From an autopsy we learned that she had excess fluid in her lungs, which could be either from a heart attack or a blood clot. We don’t know which one it was. With Brexit and Covid, it took a long time to bring her home. We’re Jewish and the Traditional Jewish law requires that a person be buried within 24 hours, but it took 12 days, which is a long time.
As soon as Dad returned from Tenerife with my Mum’s items, I put on her wedding band, and I’ve been wearing it ever since.
We sat a three-day Shivah, which is a mourning period in Judaism that normally lasts seven days. Family and friends supported us, brought us food, and shared their stories of Mum. It was the day after the Shivah that was the hardest. The day when people stopped coming, when we had to return the chairs, and life just went on.
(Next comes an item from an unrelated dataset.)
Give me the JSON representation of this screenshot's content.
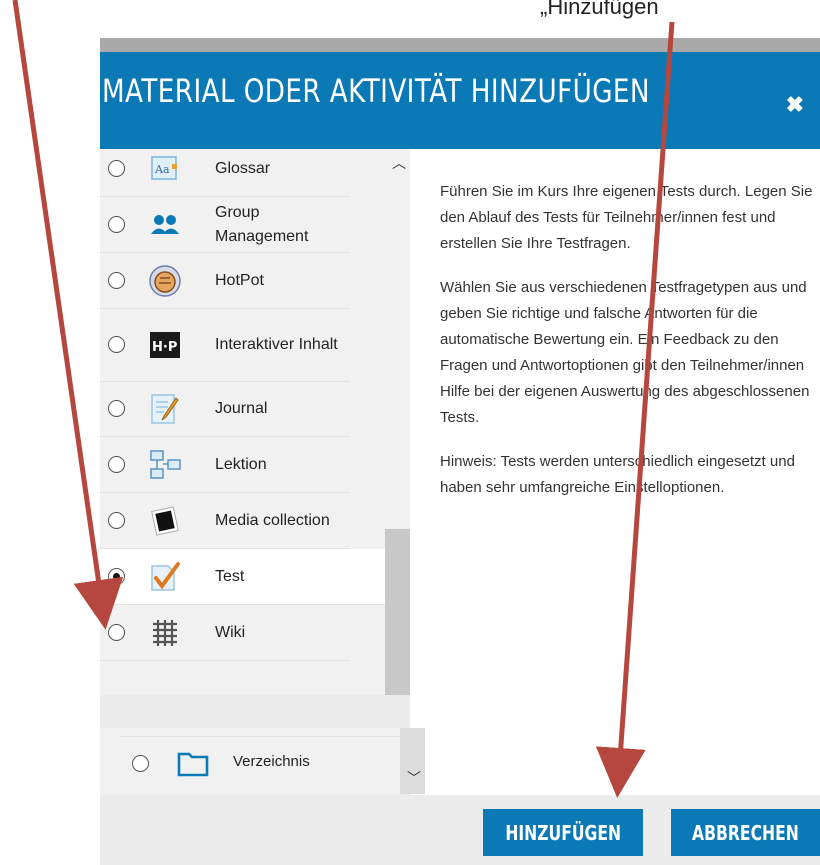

My son started at a new school in England the next day. He had a picture taken at the same spot in our family garden where my siblings and I had our school pictures taken. My heart ached because Mum wasn’t there for it.
I was 35 when she died. My life changed in an instant. When I used to see an empty seat on a plane, I thought, oh someone cancelled. Now I see an empty seat and I think, Mum had left an empty seat. I signed up for extra medical tests because every heart flutter, every leg pain, was making me anxious.
I’m getting better at looking after myself. And I'm trying to let go of the idea of ‘busy’, which is so artificial. We're all ‘busy’, but what matters at the end of the day is quality time with a loved one. I try to live by it, and to anyone out there, I'd say, have lunch with the person that matters while you still can."